Build speed again: intuition lies to you

The problem

Suppose you have a machine with 8 cores. Also suppose you have the following source packages that you want to compile from scratch.

eog_3.8.2.orig.tar.xz
grilo_0.2.6.orig.tar.xz
libxml++2.6_2.36.0.orig.tar.xz
Python-3.3.2.tar.bz2
glib-2.36.4.tar.xz
libjpeg-turbo_1.3.0.orig.tar.gz
wget_1.14.orig.tar.gz
grail-3.1.0.tar.bz2
libsoup2.4_2.42.2.orig.tar.xz

You want to achieve this as fast as possible. How would you do it?

Think carefully before proceeding.

The solution

Most of you probably came up with the basic idea of compiling one after the other with ‘make -j 8′ or equivalent. There are several reasons to do this, the main one being that this saturates the CPU.

The other choice would be to start the compilation on all subdirs at the same time but with ‘make -j 1′. You could also run two parallel build jobs with ‘-j 4′ or four with ‘-j 2′.

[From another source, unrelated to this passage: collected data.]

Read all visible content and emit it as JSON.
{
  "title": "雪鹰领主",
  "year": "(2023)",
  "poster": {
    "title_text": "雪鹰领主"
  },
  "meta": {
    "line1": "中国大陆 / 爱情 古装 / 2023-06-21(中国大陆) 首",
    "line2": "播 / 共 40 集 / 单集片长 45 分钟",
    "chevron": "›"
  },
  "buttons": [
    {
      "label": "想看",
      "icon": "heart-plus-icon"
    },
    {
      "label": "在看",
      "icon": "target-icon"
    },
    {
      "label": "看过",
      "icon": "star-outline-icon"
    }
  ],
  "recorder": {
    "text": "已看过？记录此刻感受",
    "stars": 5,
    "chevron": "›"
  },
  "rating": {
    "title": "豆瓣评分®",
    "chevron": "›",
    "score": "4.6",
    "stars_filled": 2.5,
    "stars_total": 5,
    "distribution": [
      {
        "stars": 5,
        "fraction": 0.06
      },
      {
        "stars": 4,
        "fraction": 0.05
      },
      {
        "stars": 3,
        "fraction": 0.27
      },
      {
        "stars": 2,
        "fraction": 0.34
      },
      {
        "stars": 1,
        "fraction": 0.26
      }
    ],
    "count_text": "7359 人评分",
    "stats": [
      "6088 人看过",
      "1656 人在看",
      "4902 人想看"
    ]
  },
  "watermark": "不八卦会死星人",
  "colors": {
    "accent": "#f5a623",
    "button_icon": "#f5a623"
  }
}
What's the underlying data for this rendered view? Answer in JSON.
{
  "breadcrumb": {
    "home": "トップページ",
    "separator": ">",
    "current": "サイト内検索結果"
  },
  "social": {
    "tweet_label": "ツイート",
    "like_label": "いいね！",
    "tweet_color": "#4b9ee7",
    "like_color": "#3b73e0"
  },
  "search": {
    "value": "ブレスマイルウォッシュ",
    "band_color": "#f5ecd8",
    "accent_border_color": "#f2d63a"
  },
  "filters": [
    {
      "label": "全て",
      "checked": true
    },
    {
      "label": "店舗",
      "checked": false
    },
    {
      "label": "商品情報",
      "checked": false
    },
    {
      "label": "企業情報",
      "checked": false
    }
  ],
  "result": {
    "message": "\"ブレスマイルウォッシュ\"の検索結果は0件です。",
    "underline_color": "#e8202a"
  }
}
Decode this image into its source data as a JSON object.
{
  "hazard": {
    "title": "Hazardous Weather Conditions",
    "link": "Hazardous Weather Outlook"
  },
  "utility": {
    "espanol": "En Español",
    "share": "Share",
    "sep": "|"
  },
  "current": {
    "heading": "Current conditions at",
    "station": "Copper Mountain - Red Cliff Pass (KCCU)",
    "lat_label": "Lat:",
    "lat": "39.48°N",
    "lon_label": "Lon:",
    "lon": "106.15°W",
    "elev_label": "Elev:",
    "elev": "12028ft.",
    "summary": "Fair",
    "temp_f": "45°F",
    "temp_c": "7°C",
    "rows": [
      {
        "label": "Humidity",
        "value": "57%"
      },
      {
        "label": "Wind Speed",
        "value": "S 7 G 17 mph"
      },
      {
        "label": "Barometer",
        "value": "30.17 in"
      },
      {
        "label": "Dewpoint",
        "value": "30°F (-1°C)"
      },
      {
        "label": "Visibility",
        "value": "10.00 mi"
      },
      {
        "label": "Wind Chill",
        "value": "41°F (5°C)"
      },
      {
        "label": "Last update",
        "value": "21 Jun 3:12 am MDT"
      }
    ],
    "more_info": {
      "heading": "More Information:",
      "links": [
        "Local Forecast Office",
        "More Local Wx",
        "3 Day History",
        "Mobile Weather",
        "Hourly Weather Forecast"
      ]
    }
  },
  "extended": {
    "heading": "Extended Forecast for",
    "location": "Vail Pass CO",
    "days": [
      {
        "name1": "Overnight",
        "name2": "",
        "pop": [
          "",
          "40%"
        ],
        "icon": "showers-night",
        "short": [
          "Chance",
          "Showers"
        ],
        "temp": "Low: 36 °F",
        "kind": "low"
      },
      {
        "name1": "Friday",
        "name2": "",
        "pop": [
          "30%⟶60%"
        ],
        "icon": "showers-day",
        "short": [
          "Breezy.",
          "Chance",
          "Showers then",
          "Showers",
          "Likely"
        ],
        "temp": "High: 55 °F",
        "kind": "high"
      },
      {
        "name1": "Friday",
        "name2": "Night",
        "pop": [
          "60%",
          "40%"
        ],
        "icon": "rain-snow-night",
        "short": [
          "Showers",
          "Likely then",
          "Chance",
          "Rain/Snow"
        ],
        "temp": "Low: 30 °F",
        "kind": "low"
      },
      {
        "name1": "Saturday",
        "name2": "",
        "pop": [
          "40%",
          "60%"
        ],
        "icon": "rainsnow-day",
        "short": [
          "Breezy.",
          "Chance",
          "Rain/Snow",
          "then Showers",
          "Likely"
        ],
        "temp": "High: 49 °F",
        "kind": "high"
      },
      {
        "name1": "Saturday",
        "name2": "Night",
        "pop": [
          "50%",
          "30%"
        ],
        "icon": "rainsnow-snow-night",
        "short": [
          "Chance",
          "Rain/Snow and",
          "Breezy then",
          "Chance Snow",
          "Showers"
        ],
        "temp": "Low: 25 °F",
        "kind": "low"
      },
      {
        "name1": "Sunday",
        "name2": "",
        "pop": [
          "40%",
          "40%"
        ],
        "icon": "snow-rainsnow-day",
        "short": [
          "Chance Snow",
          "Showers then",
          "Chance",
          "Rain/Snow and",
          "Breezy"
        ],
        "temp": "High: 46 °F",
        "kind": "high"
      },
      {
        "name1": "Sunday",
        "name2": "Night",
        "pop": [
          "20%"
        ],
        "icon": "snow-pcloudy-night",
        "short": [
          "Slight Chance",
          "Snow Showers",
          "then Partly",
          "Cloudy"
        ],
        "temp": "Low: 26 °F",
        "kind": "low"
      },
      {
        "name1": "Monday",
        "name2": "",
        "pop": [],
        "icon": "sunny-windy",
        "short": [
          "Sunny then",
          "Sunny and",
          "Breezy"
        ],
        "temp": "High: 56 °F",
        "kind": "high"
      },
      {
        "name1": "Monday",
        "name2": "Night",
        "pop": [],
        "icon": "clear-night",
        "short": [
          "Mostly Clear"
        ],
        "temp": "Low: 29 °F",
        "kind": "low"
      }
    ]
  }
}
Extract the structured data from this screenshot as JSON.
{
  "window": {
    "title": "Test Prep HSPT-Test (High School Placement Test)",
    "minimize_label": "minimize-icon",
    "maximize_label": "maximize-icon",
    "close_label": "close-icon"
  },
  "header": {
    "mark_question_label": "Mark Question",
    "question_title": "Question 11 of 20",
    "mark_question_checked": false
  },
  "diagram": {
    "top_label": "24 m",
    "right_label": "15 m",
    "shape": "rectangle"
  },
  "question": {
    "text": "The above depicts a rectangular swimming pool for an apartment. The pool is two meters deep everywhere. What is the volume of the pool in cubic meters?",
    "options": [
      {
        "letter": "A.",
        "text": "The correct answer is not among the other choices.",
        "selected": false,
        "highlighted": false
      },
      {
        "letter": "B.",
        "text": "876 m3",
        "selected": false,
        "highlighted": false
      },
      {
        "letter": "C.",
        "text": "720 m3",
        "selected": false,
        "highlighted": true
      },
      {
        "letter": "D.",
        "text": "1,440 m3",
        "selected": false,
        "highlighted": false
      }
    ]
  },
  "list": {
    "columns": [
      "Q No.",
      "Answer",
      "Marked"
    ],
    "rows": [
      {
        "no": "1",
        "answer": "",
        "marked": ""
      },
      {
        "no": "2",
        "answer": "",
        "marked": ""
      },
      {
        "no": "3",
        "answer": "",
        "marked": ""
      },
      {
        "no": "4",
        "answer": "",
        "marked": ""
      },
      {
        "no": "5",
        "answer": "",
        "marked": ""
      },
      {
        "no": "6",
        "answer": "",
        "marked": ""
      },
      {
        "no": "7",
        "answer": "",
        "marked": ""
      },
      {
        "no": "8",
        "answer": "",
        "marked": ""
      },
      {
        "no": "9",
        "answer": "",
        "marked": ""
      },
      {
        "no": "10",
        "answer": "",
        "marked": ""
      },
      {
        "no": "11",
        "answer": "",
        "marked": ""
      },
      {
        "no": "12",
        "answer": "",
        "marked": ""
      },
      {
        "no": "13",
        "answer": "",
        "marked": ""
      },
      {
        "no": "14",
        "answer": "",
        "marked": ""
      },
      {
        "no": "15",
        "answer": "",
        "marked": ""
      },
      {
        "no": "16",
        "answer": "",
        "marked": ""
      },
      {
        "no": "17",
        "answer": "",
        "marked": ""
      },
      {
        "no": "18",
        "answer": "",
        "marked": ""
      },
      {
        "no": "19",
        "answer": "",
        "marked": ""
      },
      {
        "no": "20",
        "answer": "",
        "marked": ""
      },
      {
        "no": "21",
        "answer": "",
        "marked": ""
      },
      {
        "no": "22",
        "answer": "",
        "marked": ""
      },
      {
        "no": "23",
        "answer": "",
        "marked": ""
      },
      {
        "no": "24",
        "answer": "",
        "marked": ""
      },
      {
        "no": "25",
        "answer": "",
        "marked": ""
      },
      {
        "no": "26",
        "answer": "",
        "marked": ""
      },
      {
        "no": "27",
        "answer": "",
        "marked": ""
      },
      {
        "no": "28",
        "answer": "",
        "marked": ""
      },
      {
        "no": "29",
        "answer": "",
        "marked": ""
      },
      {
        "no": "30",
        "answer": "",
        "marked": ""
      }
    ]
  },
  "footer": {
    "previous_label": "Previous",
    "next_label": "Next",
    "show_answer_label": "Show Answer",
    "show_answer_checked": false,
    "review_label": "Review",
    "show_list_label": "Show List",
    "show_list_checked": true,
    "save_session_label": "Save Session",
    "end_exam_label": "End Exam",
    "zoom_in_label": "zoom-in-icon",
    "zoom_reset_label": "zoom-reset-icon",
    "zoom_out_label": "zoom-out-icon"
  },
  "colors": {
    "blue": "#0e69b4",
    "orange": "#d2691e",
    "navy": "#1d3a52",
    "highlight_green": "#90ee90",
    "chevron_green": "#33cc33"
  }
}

But surely that would be pointless. Doing one thing at the time maximises data locality so the different build trees don’t have to compete with each other for cache.

Right?

Well, let’s measure what actually happens.

timez

The first bar shows the time when running with ‘-j 8′. It is slower than all other combinations. In fact it is over 40% (one minute) slower than the fastest one, although all alternatives are roughly as fast.

Why is this?

In addition to compilation and linking processes, there are parts in the build that can not be parallelised. There are two main things in this case. Can you guess what they are?

What all of these projects had in common is that they are built with Autotools. The configure step takes a very long time and can’t be parallelised with -j. When building consecutively, even with perfect parallelisation, the build time can never drop below the sum of configure script run times. This is easily half a minute each on any non-trivial project even on the fastest i7 machine that money can buy.

The second thing is time that is lost inside Make. Its data model makes it very hard to optimize. See all the gory details here.

The end result of all this is a hidden productivity sink, a minute lost here, one there and a third one over there. Sneakily. In secret. In a way people have come to expect.

These are the worst kinds of productivity losses because people honestly believe that this is just the way things are, have always been and shall be evermore. That is what their intuition and experience tells them.

The funny thing about intuition is that it lies to you. Big time. Again and again.

The only way out is measurements.

 

The cost of #include

Using libraries in C++ is simple. You just do #include<libname> and all necessary definitions appear in your source file.

But what is the cost of this single line of code?

Quite a lot, it turns out. Measuring the effect is straightforward. Gcc has a compiler flag -E, which only runs the preprocessor on the given source file. The cost of an include can be measured by writing a source file that has only one command: #include<filename>. The amount of lines in the resulting file tells how much code the compiler needs to parse in order to use the library.

Here is a table with measurements. They were run on a regular desktop PC with 4 GB of RAM and an SSD disk. The tests were run several times to insure that everything was in cache. The machine was running Ubuntu 12/10 64 bit and the compiler was gcc.

Header                     LOC    Time

map                       8751    0.02
unordered_map             9728    0.03
vector                    9964    0.02
Python.h                 11577    0.05
string                   15791    0.07
memory                   17339    0.04
sigc++/sigc++.h          21900    0.05
boost/regex.h            22285    0.06
iostream                 23496    0.06
unity/unity.h            28254    0.14
xapian.h                 36023    0.08
algorithm                40628    0.12
gtk/gtk.h                52379    0.26
gtest/gtest.h            53588    0.12
boost/proto/proto.hpp    78000    0.63
gmock/gmock.h            82021    0.18
QtCore/QtCore            82090    0.22
QtWebKit/QtWebKit        95498    0.23
QtGui/QtGui             116006    0.29
boost/python.hpp        132158    3.41
Nux/Nux.h               158429    0.71

It should be noted that the elapsed time is only the amount it takes to run the code through the preprocessor. This is relatively simple compared to parsing the code and generating the corresponding machine instructions. I ran the test with Clang as well and the times were roughly similar.

Even the most common headers such as vector add almost 10k lines of code whenever they are included. This is quite a lot more than most source files that use them. On the other end of the spectrum is stuff like Boost.Python, which takes over three seconds to include. An interesting question is why it is so much slower than Nux, even though it has less code.

This is the main reason why spurious includes need to be eliminated. Simply having include directives causes massive loss of time, even if the features in question are never used. Placing a slow include in a much used header file can cause massive slowdowns. So if you could go ahead and not do that, that would be great.